Share your immersion resources in the comments section for others to use as well.

It All Comes Down to You

At the end of the day (like most things) it really will come down to how well you implement it on a daily basis, and for how long. Let’s take a look as some basic math:

  • 30-min of Deliberate Practice and 1-hr of Immersion Work = 182.5 hours of focused study & 365 hours of the blast.

That’s decent, but it could be better.

  • 1-hr of DP and 2-hr of IW = 365 focused study and 730 hours of the blast.

That’s over 1,000 hours of Japanese in a single year. Here’s my question for you: how many hours of Japanese are you getting each year right now?

Do the math and let me know with a comment. Sharing your results can help to inspire others too!

I like to separate these two ways of studying by the stuff that you’re consciously taking in, from the stuff that’s more unconscious (or background), but it all adds up in the end.

Here’s a scenario:

What if you were disciplined and did 1 hour of study each day, but then crammed the hell out of the immersion stuff as much as you could?
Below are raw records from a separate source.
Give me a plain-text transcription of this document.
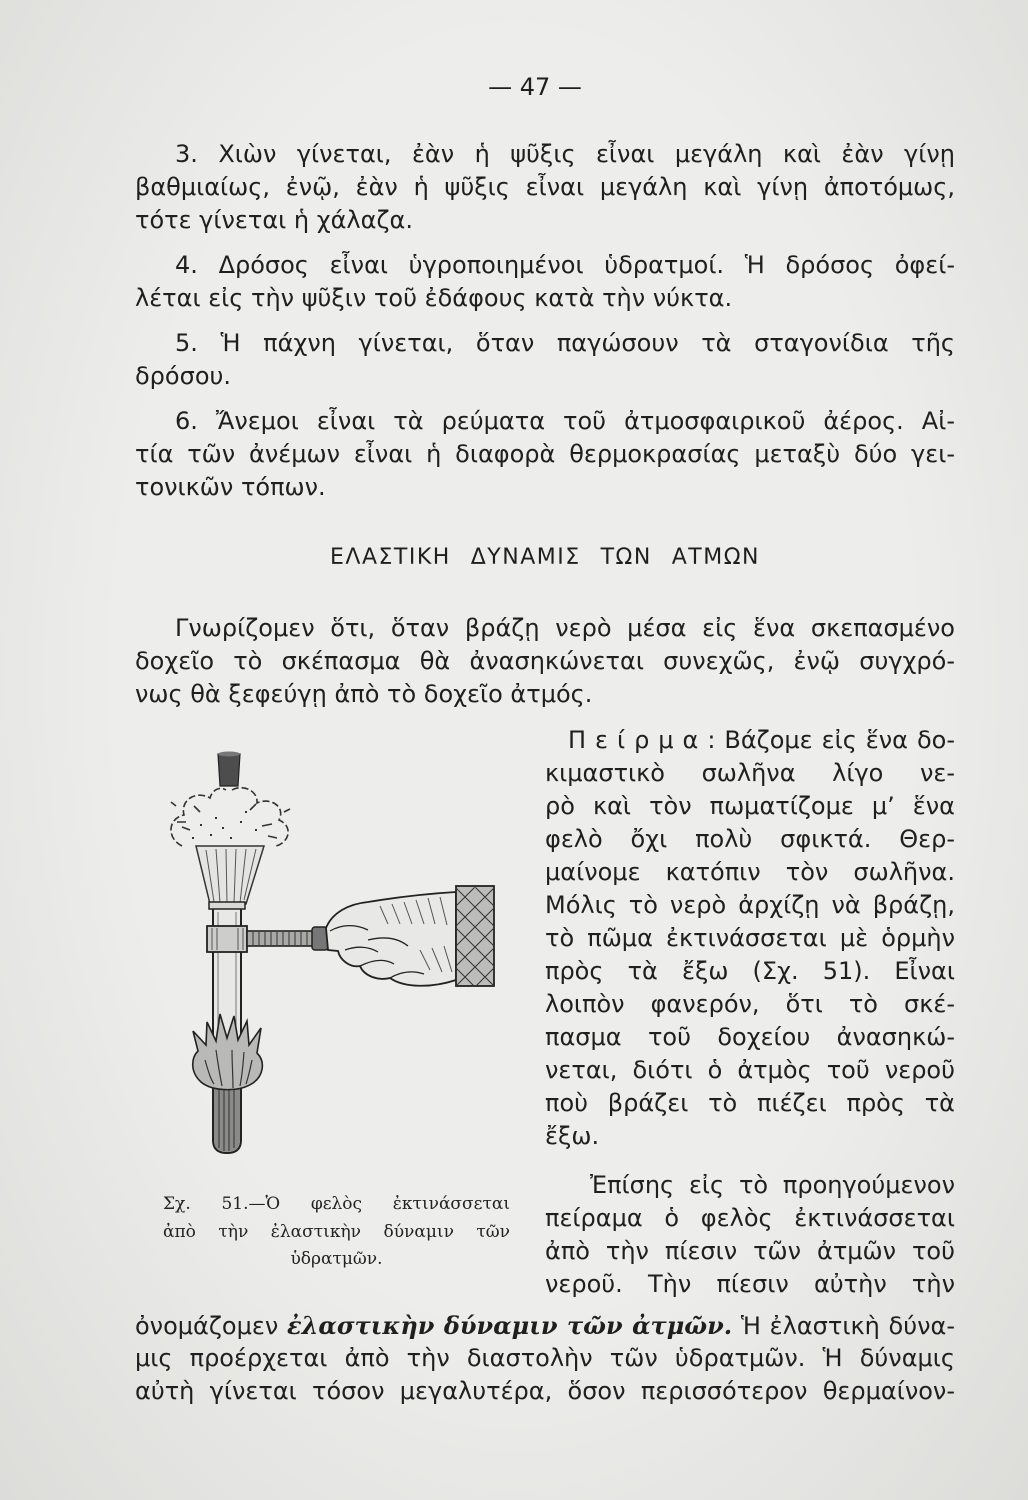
— 47 —
3. Χιὼν γίνεται, ἐὰν ἡ ψῦξις εἶναι μεγάλη καὶ ἐὰν γίνῃ
βαθμιαίως, ἐνῷ, ἐὰν ἡ ψῦξις εἶναι μεγάλη καὶ γίνῃ ἀποτόμως,
τότε γίνεται ἡ χάλαζα.
4. Δρόσος εἶναι ὑγροποιημένοι ὑδρατμοί. Ἡ δρόσος ὀφεί-
λέται εἰς τὴν ψῦξιν τοῦ ἐδάφους κατὰ τὴν νύκτα.
5. Ἡ πάχνη γίνεται, ὅταν παγώσουν τὰ σταγονίδια τῆς
δρόσου.
6. Ἄνεμοι εἶναι τὰ ρεύματα τοῦ ἀτμοσφαιρικοῦ ἀέρος. Αἰ-
τία τῶν ἀνέμων εἶναι ἡ διαφορὰ θερμοκρασίας μεταξὺ δύο γει-
τονικῶν τόπων.
ΕΛΑΣΤΙΚΗ ΔΥΝΑΜΙΣ ΤΩΝ ΑΤΜΩΝ
Γνωρίζομεν ὅτι, ὅταν βράζῃ νερὸ μέσα εἰς ἕνα σκεπασμένο
δοχεῖο τὸ σκέπασμα θὰ ἀνασηκώνεται συνεχῶς, ἐνῷ συγχρό-
νως θὰ ξεφεύγῃ ἀπὸ τὸ δοχεῖο ἀτμός.
Π ε ί ρ μ α : Βάζομε εἰς ἕνα δο-
κιμαστικὸ σωλῆνα λίγο νε-
ρὸ καὶ τὸν πωματίζομε μ’ ἕνα
φελὸ ὄχι πολὺ σφικτά. Θερ-
μαίνομε κατόπιν τὸν σωλῆνα.
Μόλις τὸ νερὸ ἀρχίζῃ νὰ βράζῃ,
τὸ πῶμα ἐκτινάσσεται μὲ ὁρμὴν
πρὸς τὰ ἔξω (Σχ. 51). Εἶναι
λοιπὸν φανερόν, ὅτι τὸ σκέ-
πασμα τοῦ δοχείου ἀνασηκώ-
νεται, διότι ὁ ἀτμὸς τοῦ νεροῦ
ποὺ βράζει τὸ πιέζει πρὸς τὰ
ἔξω.
Ἐπίσης εἰς τὸ προηγούμενον
πείραμα ὁ φελὸς ἐκτινάσσεται
ἀπὸ τὴν πίεσιν τῶν ἀτμῶν τοῦ
νεροῦ. Τὴν πίεσιν αὐτὴν τὴν
ὀνομάζομεν ἐλαστικὴν δύναμιν τῶν ἀτμῶν. Ἡ ἐλαστικὴ δύνα-
μις προέρχεται ἀπὸ τὴν διαστολὴν τῶν ὑδρατμῶν. Ἡ δύναμις
αὐτὴ γίνεται τόσον μεγαλυτέρα, ὅσον περισσότερον θερμαίνον-
Σχ. 51.—Ὁ φελὸς ἐκτινάσσεται
ἀπὸ τὴν ἐλαστικὴν δύναμιν τῶν
ὑδρατμῶν.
Where could you find that time?

  1. Daily shower = 15 minutes
  2. Making and eating breakfast = 15 minutes
  3. Drive to work (varies, but…) = 15+ minutes
  4. Downtime as work, or repetitive work you don’t need to think (could add up to…) = 2 hours
  5. Don’t forget about your hour lunch break = 1 hour
  6. Exercise (usually not every day, so an average of…) = 15 minutes
  7. Making dinner and then eating is = 45 minutes
  8. Watch an episode of your favorite anime in Japanese = 20 minutes

What does that add up to per day?

Just over 5 hours of immersion Japanese. After a year?

1,825 hours!

That combined with your hour of focused study brings the grand total up to:

2,190 hours of Japanese in just one year!

Now I realize that not everyone can do everything that I’ve listed. It’s a best-case scenario people! Don’t be like that!

But can you do half of them each day? What about just two of them each day? The greatest power of time is that it ADDS UP eventually!

But you gotta’ do the work. And it’s gotta’ be every day. If you slip a few times, you won’t die. But if you’re inconsistent with your language learning, then you’re going nowhere fast and are probably frustrated as hell.

Let’s leave the discussion on self-discipline and consistency for another time.

For now, just leave me a comment below telling me what you think of The Brute Force Technique and how you’re going to start implementing it into your daily life.

4 Comments

  • Ha Roda

    I totally agree with your hard core immersion technique and also the previous comment regarding other languages as well as music. My language is Vietnamese and when I learned English I did the same thing you mentioned.

    Music is fun to learn and that was the first thing I wanted to learn. I even learned a song in Chinese (even though, I didn’t know the meaning of the lyrics) because I loved that song so much.

    Thank you for sharing this informative article. It confirmed a lot of my own thoughts regarding learning a foreign language.

    • Nick Hoyt

      Yeah, it’s actually quite surprising how many people got into a new language because they loved the music from that culture and they first wanted to understand the songs, and then they just continued on to fluency after that.

      That’s pretty awesome that you learned English through immersion! I honestly couldn’t even tell that English is not your first language from your comment – your English is that good!

  • Nick

    Hey I think this is great, not just for learning Japanese, but any other language. I took Chinese in high school, and my learning sped up when I began studying the culture more, and listening to the music. I wanted to understand the music so in a way I forced myself to learn and understand the language.

    • Nick Hoyt

      Yeah that’s true! It should really work for any language since it’s all information that serves the same function: communication.

      That’s pretty cool the way you used music to help learn Chinese. I’ve written before how you can Use Music to Learn a Language, but it looks like you are already ahead of the game!